Nombreuses amputations
Raphaël Pitti détaille également les conditions extrêmement précaires de l'hôpital dans lequel il a travaillé à Khan Younès. "Nous étions la seule structure sur le plan médical. De fait, il était impossible pour cet hôpital d'assurer les besoins sanitaires de base de la population, liés aux maladies saisonnières, au froid, aux infections, aux maladies chroniques, tout en recevant les victimes des bombardements, des snipers, des drones tueurs, etc".
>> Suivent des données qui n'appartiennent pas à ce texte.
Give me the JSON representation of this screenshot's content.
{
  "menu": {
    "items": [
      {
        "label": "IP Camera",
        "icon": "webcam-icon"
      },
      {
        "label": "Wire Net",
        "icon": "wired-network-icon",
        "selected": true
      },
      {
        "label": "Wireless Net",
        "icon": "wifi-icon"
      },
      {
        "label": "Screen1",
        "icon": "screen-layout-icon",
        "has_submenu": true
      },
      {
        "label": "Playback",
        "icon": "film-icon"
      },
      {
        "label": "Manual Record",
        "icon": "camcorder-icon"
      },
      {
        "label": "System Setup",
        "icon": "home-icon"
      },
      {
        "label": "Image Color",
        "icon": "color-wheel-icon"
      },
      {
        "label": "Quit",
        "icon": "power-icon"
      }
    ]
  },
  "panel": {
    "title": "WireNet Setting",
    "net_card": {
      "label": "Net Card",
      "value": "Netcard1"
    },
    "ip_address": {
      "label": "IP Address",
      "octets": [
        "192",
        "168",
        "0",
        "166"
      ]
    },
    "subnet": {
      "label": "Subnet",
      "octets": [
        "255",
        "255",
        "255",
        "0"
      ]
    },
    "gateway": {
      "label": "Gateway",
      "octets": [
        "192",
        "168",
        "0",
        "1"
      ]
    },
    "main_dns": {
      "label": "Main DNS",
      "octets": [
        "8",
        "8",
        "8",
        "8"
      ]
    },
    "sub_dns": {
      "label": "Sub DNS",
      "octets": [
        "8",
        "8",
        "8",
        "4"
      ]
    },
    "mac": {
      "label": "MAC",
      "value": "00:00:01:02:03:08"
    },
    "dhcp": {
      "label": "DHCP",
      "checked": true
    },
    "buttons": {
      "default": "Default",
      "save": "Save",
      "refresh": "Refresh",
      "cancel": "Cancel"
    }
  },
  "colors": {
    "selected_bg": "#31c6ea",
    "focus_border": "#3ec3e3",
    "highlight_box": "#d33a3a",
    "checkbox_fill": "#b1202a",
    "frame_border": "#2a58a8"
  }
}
Toutes les plaies du crâne, toutes, étaient condamnées à mourir. Tous les blessés très graves étaient condamnés à mourir
"C'était un chaos véritable, dans lequel on ne peut pas soigner. Vous êtes dans une situation où vous recevez des patients, vous devez essayer de les stabiliser, puis de les traiter. Dans ce cas-là, et compte tenu du peu de moyens dont vous disposez, le tri donne la chance à celui qu'on peut vraiment sauver. C'est ainsi que toutes les plaies du crâne, toutes, étaient condamnées à mourir. Tous les blessés très graves étaient condamnés à mourir."
L'hôpital ne compte que six lits de réanimation, explique Raphaël Pitti. "Donc dans votre triage, du fait même du nombre de patients, il y a des morts qu'on laisse, qu'on abandonne à eux-mêmes. D'abord parce qu'on n'a pas les moyens de réparer. Il est beaucoup plus simple de mettre un fixateur externe que d'envisager de réparer une artère. On ampute très rapidement. On coupe plus qu'on ne traite."
Pire qu'en Syrie
Raphaël Pitti est habitué à exercer dans des conditions de guerre. Il a travaillé en Ukraine, où le système hospitalier arrive globalement à suivre, et en Syrie. Selon lui, la situation à Gaza n'a rien à voir. "En Syrie, nous gardions la possibilité d'évacuer sur la Turquie, et la Turquie prenait sans rechigner tous les blessés très graves que nous ne pouvions pas traiter. D'une certaine manière, on donnait plus de chances aux gens."
Les Israéliens ne laissant pas sortir les blessés graves, vous avez énormément de gens qui meurent de manière illégitime
"Là, non. Impossible d'évacuer. Les Israéliens s'y sont opposés totalement. Le bateau hôpital français n'a reçu qu'environ cent victimes en tout, et des victimes secondaires, les Israéliens ne laissant pas sortir les blessés graves. Vous avez donc énormément de gens qui meurent de manière illégitime. "
Mourir faute de traitements de base
"Sans parler des effets collatéraux, c'est-à-dire des pathologies aiguës et chroniques." Et de prendre en exemple l'histoire d'une jeune femme de 24 ans, diabétique, enceinte de sept mois. Ne pouvant pas réguler son taux d'insuline, elle a basculé dans le coma, avant de perdre son enfant et de décéder le lendemain.
"Il n'y a plus de traitement pour les diabétiques, il n'y a pas de radiothérapie pour les patients cancéreux, il n'y a pas de traitement pour les épileptiques, pour les hyper-tendus. Il y a donc beaucoup de gens qui meurent du fait d'absence de possibilité de traitement et de suivi pour eux."